I don't mind IR changes, I'm just trying to understand the need for it.

Normally, what we did in the past for some things was to add
intrinsics and then, if it's clear a native IR construct would be
better, we change it.

At least the intrinsic can be easily added without breaking
compatibility with anything, and since we're in prototyping phase
anyway, changing the IR would be the worst idea.

cheers,
--renato

Related to this I want to push this and related conversations in a different direction. From the outset our approach to add SVE support to LLVM IR has been about solving the generic problem of vectorising for an unknown vector length and then extending this to support predication. With this in mind I would rather the problem and its solution be discussed at the IR’s level of abstraction rather than getting into the guts of SVE.

Hi Paul,

How scalable vectors operate is intimately related to how you
represent them in IR. It took a long time for the vector types to be
mapped to all available semantics. We still had to use a bunch of
intrinsics for scatter / gather, it took years to get the strided
access settled.

I understand that scalable vectors are orthogonal to all this, but as
a new concept, one that isn’t available in any open source compiler I
know of, is one that will likely be very vague. Not publishing the
specs only make it worse.

I take the example of the ACLE and ARMv8.2 patches that ARM has been
pushing upstream. I have no idea what the new additions are, so I have
to take your word that they’re correct.

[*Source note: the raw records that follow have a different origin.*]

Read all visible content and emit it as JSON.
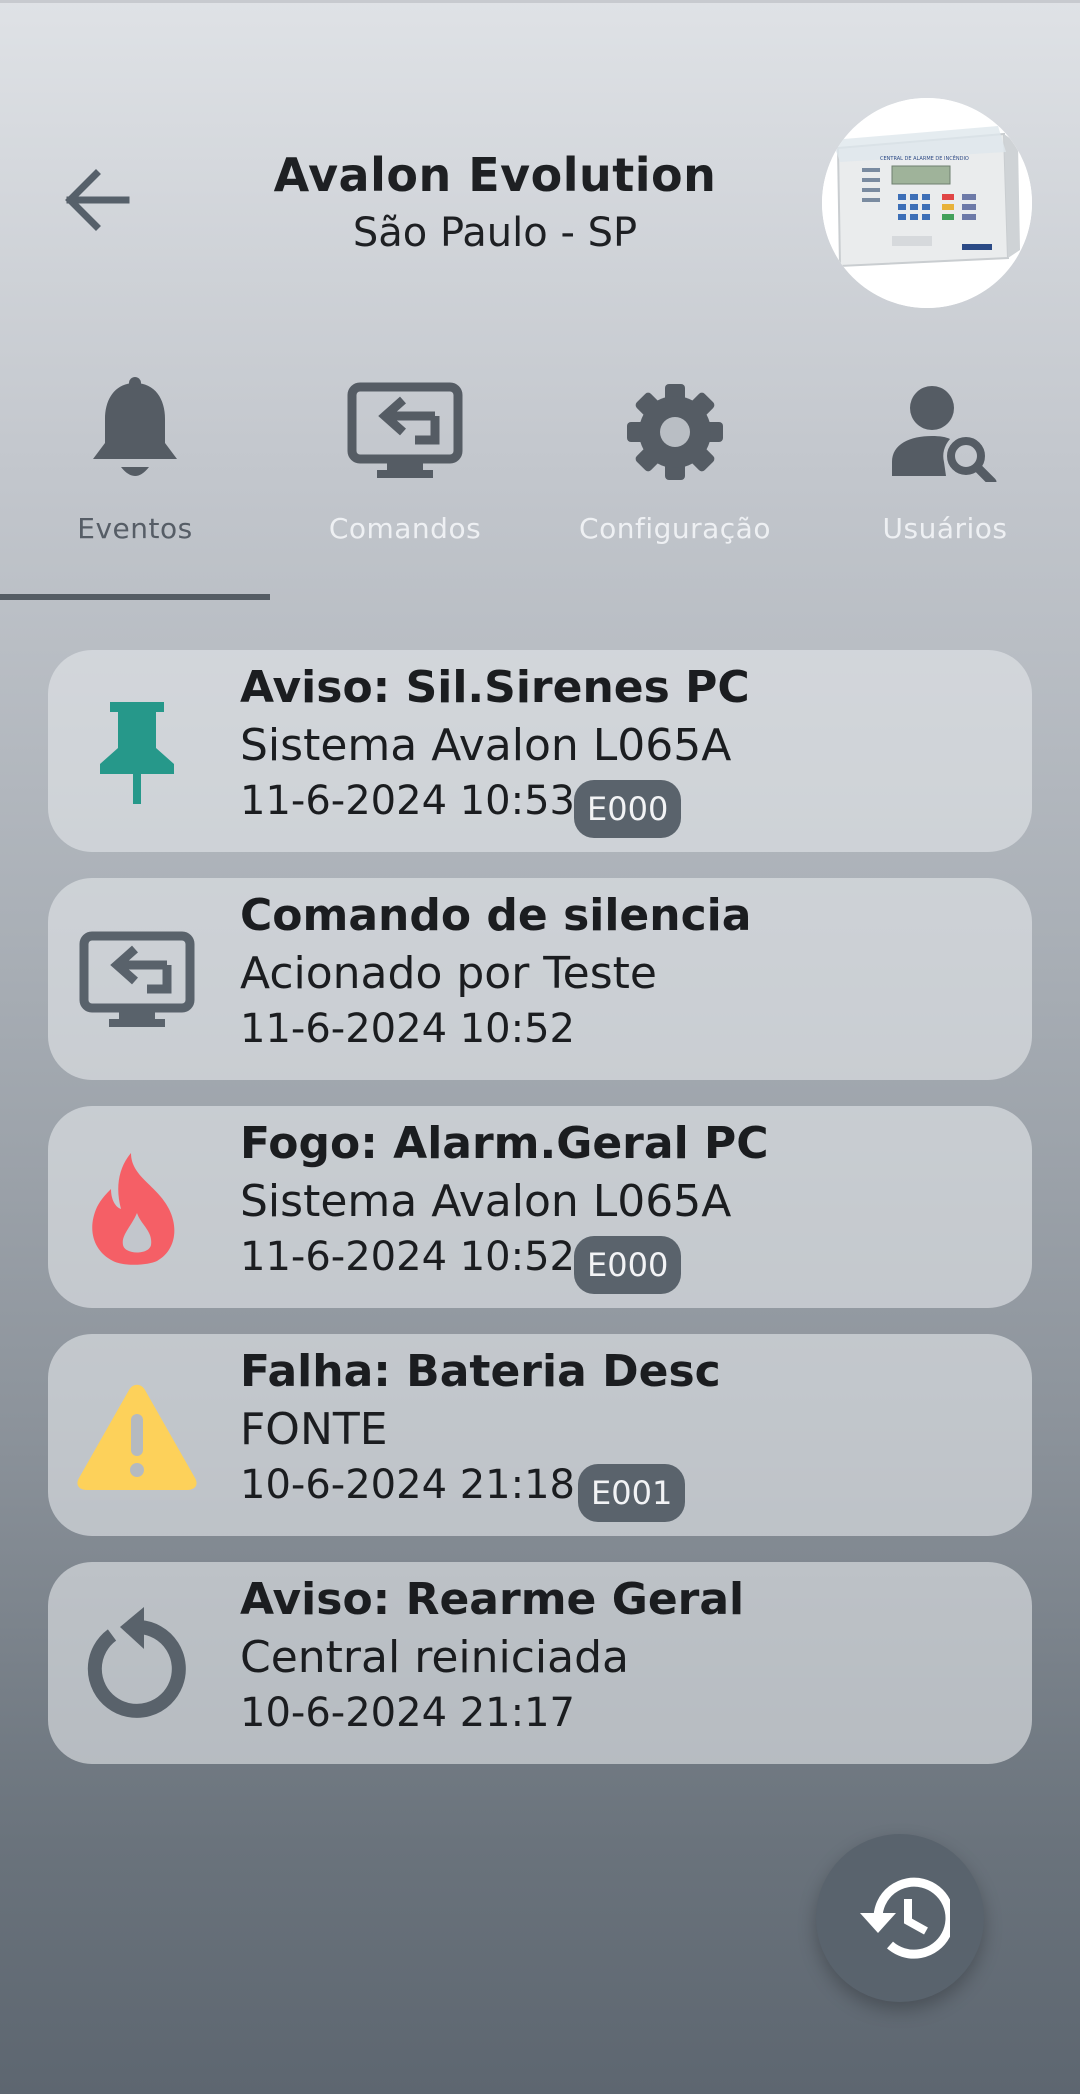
{
  "header": {
    "title": "Avalon Evolution",
    "subtitle": "São Paulo - SP",
    "back_icon": "arrow-left-icon",
    "device_image": "fire-alarm-panel-photo",
    "device_panel_text": "CENTRAL DE ALARME DE INCÊNDIO"
  },
  "tabs": [
    {
      "label": "Eventos",
      "icon": "bell-icon",
      "active": true
    },
    {
      "label": "Comandos",
      "icon": "monitor-arrow-icon",
      "active": false
    },
    {
      "label": "Configuração",
      "icon": "gear-icon",
      "active": false
    },
    {
      "label": "Usuários",
      "icon": "user-search-icon",
      "active": false
    }
  ],
  "events": [
    {
      "icon": "pin-icon",
      "icon_color": "#26988a",
      "title": "Aviso: Sil.Sirenes PC",
      "subtitle": "Sistema Avalon L065A",
      "datetime": "11-6-2024 10:53",
      "badge": "E000"
    },
    {
      "icon": "monitor-arrow-icon",
      "icon_color": "#59626b",
      "title": "Comando de silencia",
      "subtitle": "Acionado por Teste",
      "datetime": "11-6-2024 10:52",
      "badge": ""
    },
    {
      "icon": "fire-icon",
      "icon_color": "#f55f66",
      "title": "Fogo: Alarm.Geral PC",
      "subtitle": "Sistema Avalon L065A",
      "datetime": "11-6-2024 10:52",
      "badge": "E000"
    },
    {
      "icon": "warning-icon",
      "icon_color": "#fdd15a",
      "title": "Falha: Bateria Desc",
      "subtitle": "FONTE",
      "datetime": "10-6-2024 21:18",
      "badge": "E001"
    },
    {
      "icon": "reset-icon",
      "icon_color": "#59626b",
      "title": "Aviso: Rearme Geral",
      "subtitle": "Central reiniciada",
      "datetime": "10-6-2024 21:17",
      "badge": ""
    }
  ],
  "fab": {
    "icon": "history-icon"
  },
  "colors": {
    "accent_dark": "#555c64",
    "badge_bg": "#5a636c",
    "card_bg": "#e2e5e9",
    "pin": "#26988a",
    "fire": "#f55f66",
    "warning": "#fdd15a"
  }
}
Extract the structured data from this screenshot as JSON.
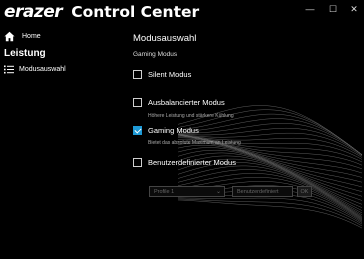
{
  "app": {
    "brand": "erazer",
    "title": "Control Center"
  },
  "window_controls": {
    "minimize": "—",
    "maximize": "☐",
    "close": "✕"
  },
  "sidebar": {
    "home_label": "Home",
    "section_label": "Leistung",
    "items": [
      {
        "label": "Modusauswahl",
        "icon": "list-icon"
      }
    ]
  },
  "main": {
    "title": "Modusauswahl",
    "subtitle": "Gaming Modus",
    "options": [
      {
        "label": "Silent Modus",
        "checked": false,
        "description": ""
      },
      {
        "label": "Ausbalancierter Modus",
        "checked": false,
        "description": "Höhere Leistung und stärkere Kühlung"
      },
      {
        "label": "Gaming Modus",
        "checked": true,
        "description": "Bietet das absolute Maximum an Leistung"
      },
      {
        "label": "Benutzerdefinierter Modus",
        "checked": false,
        "description": ""
      }
    ],
    "profile_select": {
      "value": "Profile 1"
    },
    "custom_input": {
      "value": "Benutzerdefiniert"
    },
    "ok_button": "OK"
  },
  "colors": {
    "accent": "#1e9ad6",
    "background": "#000000"
  }
}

But later on, different
behaviour comes along for the same features with a comment “it didn’t
work that way, let’s try this”. Sometimes, I don’t even know what
failed, or why this new thing is better.

When that behaviour is constricted to the ARM back-end, it’s ok. It’s
a burden that me and Tim will have to carry, and so far, it has been a
small burden. But exposing the guts of the vectorizers (which are
already getting to a point where the need large refactorings), which
will affect all targets, need a bit more of concrete information.

The last thing we want is to keep changing how the vectorizer behaves
every six months without any concrete information as to why.

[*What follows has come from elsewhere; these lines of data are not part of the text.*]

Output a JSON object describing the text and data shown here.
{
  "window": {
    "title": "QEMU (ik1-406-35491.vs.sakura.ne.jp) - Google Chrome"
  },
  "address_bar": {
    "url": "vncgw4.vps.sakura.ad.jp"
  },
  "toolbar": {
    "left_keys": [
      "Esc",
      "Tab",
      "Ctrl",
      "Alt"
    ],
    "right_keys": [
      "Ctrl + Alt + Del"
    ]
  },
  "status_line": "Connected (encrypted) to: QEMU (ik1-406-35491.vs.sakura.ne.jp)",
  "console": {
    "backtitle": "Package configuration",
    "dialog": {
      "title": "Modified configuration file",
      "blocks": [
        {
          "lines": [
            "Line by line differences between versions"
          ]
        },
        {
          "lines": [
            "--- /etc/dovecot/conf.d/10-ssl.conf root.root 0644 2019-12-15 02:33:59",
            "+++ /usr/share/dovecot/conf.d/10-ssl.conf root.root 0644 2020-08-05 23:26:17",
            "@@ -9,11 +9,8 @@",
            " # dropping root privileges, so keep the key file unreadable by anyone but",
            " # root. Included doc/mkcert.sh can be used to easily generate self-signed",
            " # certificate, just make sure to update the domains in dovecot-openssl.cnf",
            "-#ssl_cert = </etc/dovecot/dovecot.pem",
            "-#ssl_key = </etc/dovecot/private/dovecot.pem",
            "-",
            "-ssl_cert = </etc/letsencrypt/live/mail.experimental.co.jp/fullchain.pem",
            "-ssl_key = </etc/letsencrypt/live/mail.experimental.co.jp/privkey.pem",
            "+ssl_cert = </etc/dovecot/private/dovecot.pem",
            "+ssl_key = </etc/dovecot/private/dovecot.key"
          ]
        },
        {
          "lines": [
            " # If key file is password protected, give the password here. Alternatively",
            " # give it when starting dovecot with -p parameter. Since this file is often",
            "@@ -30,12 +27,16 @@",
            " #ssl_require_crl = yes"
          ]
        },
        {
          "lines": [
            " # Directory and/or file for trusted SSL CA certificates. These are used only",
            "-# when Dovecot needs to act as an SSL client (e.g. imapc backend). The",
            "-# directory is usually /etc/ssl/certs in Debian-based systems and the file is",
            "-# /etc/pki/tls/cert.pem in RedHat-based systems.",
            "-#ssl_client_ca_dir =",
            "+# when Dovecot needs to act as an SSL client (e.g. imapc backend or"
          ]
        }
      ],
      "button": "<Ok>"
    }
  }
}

I also understand that LLVM is great at prototyping, and that’s an
important step for companies like ARM to make sure their features work
as reliably as they expect in the wild, but I think adding new IR
semantics and completely refactoring core LLVM passes without a clue
is a few steps too far.

I’m not asking for a full spec. All I’m asking is for a description of
the intended basic functionality. Addressing modes, how to extract
information from unknown lanes, or if all reduction steps will be done
like saddv. Without that information, I cannot know what is the best
IR representation for scalable vectors or what will be the semantics
of shufffle / extract / insert operations.

“complex constant” is the term used within the LangRef. Although its value can be different across certain interfaces this does not need to be modelled within the IR and thus for all intents and purposes we can safely consider it to be constant.

From the LangRef:

“Complex constants are a (potentially recursive) combination of simple
constants and smaller complex constants.”

There’s nothing there saying it doesn’t need to be modeled in IR.

“vscale” is not trying to represent the result of such speculation. It’s purely a constant runtime vector length multiplier. Such a value is required by LoopVectorize to update induction variables as describe below plus simple interactions like extracting the last element of a scalable vector.

Right, I’m beginning to see what you mean…

The vectorizer needs that to be a constant at compile time to make
safety assurances.

For instance: for (1…N) { a[i+3] = a[i] + i; }

Has a max VF of 3. If the vectorizer is to act on that loop, it’ll
have to change “vscale” to 3. If there are no loop dependencies, then
you leave as “vscale” but vectorizes anyway.

Other assurances are done for run time constants, for instance, tail
loops when changing

for (i=0; i<N; i++) → for (i=0; i<N; i+=VF)

That VF is now a run-time “constant”, and the vectorizer needs to see
it as much, otherwise it can’t even test for validity.

So, the vectorizer will need to be taught two things:

  1. “vscale” is a run time constant, and for the purpose of validity,
    can be shrunk to any value down to two. If the value is shrunk, the
    new compile time constant replaces vscale.

  2. The cost model will have to treat “vscale” as an actual compile
    time constant. This could come from a target feature, overriden by a
    command line flag but there has to be a default, which I’d assume is
    4, given that it’s the lowest length.

%index.next = add nuw nsw i64 %index, mul (i64 vscale, i64 4)

for a VF of “n*4” (remembering that vscale is the “n” in “<n x 4 x Ty>”)

I see what you mean.

Quick question: Since you’re saying “vscale” is an unknown constant,
why not just:

%index.next = add nuw nsw i64 %index, i64 vscale

All scalable operations will be tied up by the predication vector
anyway, and you already know what the vector type size is anyway.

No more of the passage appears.